Localization with Reconfigurable Intelligent Surface: An Active Sensing Approach
This work addresses localization challenges in wireless communication systems, offering an incremental improvement through active sensing with RISs.
The paper tackles the problem of uplink localization of a remote user using reconfigurable intelligent surfaces (RISs) by proposing an active sensing strategy that adaptively adjusts sensing vectors based on sequential pilot transmissions, resulting in improved performance over non-active methods and showing that a setup with one BS and multiple RISs can outperform multiple BSs.

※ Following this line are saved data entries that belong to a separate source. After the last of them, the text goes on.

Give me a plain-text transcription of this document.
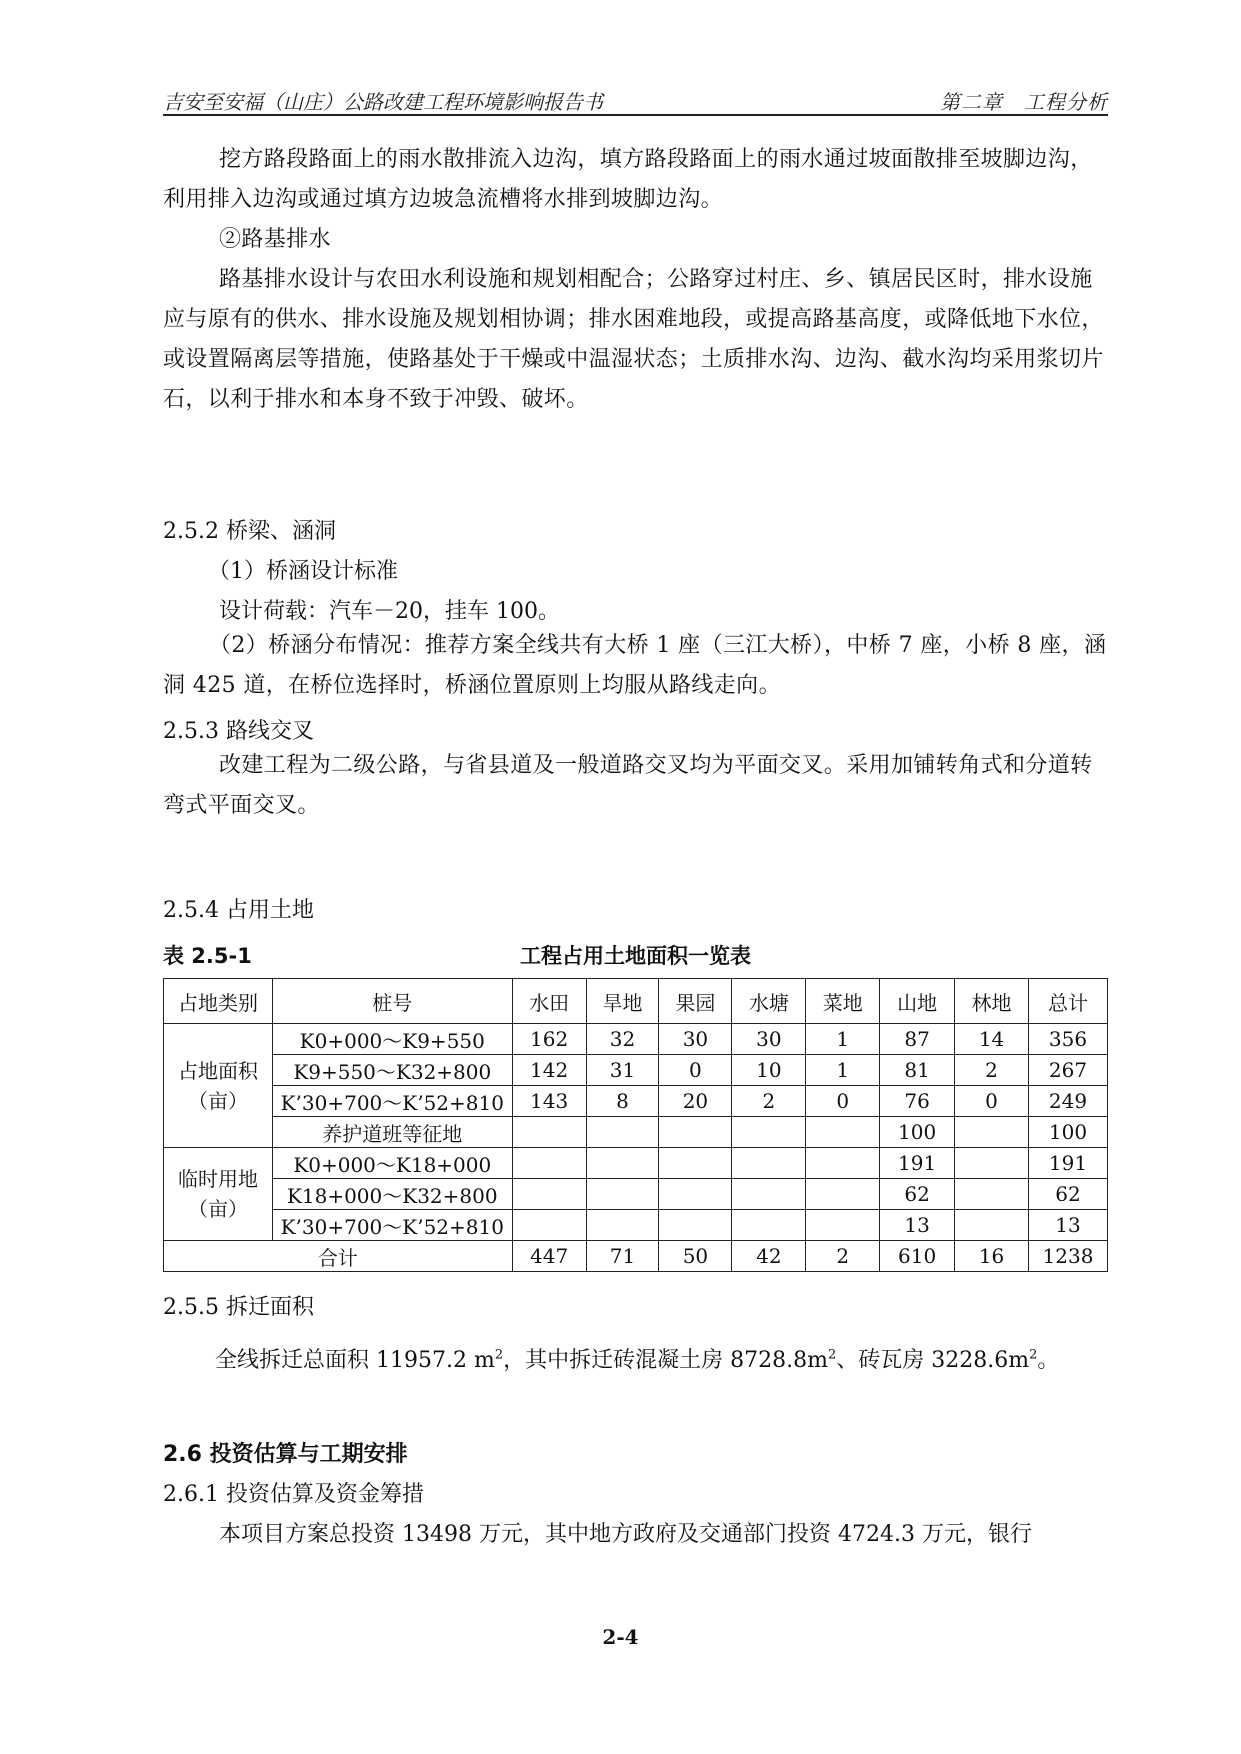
吉安至安福（山庄）公路改建工程环境影响报告书	第二章　工程分析

挖方路段路面上的雨水散排流入边沟，填方路段路面上的雨水通过坡面散排至坡脚边沟，利用排入边沟或通过填方边坡急流槽将水排到坡脚边沟。

②路基排水

路基排水设计与农田水利设施和规划相配合；公路穿过村庄、乡、镇居民区时，排水设施应与原有的供水、排水设施及规划相协调；排水困难地段，或提高路基高度，或降低地下水位，或设置隔离层等措施，使路基处于干燥或中温湿状态；土质排水沟、边沟、截水沟均采用浆切片石，以利于排水和本身不致于冲毁、破坏。

2.5.2 桥梁、涵洞
（1）桥涵设计标准
设计荷载：汽车－20，挂车 100。

（2）桥涵分布情况：推荐方案全线共有大桥 1 座（三江大桥），中桥 7 座，小桥 8 座，涵洞 425 道，在桥位选择时，桥涵位置原则上均服从路线走向。

2.5.3 路线交叉

改建工程为二级公路，与省县道及一般道路交叉均为平面交叉。采用加铺转角式和分道转弯式平面交叉。

2.5.4 占用土地
表 2.5-1	工程占用土地面积一览表
占地类别	桩号	水田	旱地	果园	水塘	菜地	山地	林地	总计

占地面积
（亩）	K0+000～K9+550	162	32	30	30	1	87	14	356
	K9+550～K32+800	142	31	0	10	1	81	2	267
	K’30+700～K’52+810	143	8	20	2	0	76	0	249
	养护道班等征地						100		100

临时用地
（亩）	K0+000～K18+000						191		191
	K18+000～K32+800						62		62
	K’30+700～K’52+810						13		13
合计		447	71	50	42	2	610	16	1238
2.5.5 拆迁面积
全线拆迁总面积 11957.2 $m^2$，其中拆迁砖混凝土房 $8728.8m^2$、砖瓦房 $3228.6m^2$。
2.6 投资估算与工期安排
2.6.1 投资估算及资金筹措
本项目方案总投资 13498 万元，其中地方政府及交通部门投资 4724.3 万元，银行
2-4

This paper addresses an uplink localization problem in which a base station (BS) aims to locate a remote user with the help of reconfigurable intelligent surfaces (RISs). We propose a strategy in which the user transmits pilots sequentially and the BS adaptively adjusts the sensing vectors, including the BS beamforming vector and multiple RIS reflection coefficients based on the observations already made, to eventually produce an estimated user position. This is a challenging active sensing problem for which finding an optimal solution involves searching through a complicated functional space whose dimension increases with the number of measurements. We show that the long short-term memory (LSTM) network can be used to exploit the latent temporal correlation between measurements to automatically construct scalable state vectors. Subsequently, the state vector is mapped to the sensing vectors for the next time frame via a deep neural network (DNN). A final DNN is used to map the state vector to the estimated user position. Numerical result illustrates the advantage of the active sensing design as compared to non-active sensing methods. The proposed solution produces interpretable results and is generalizable in the number of sensing stages. Remarkably, we show that a network with one BS and multiple RISs can outperform a comparable setting with multiple BSs.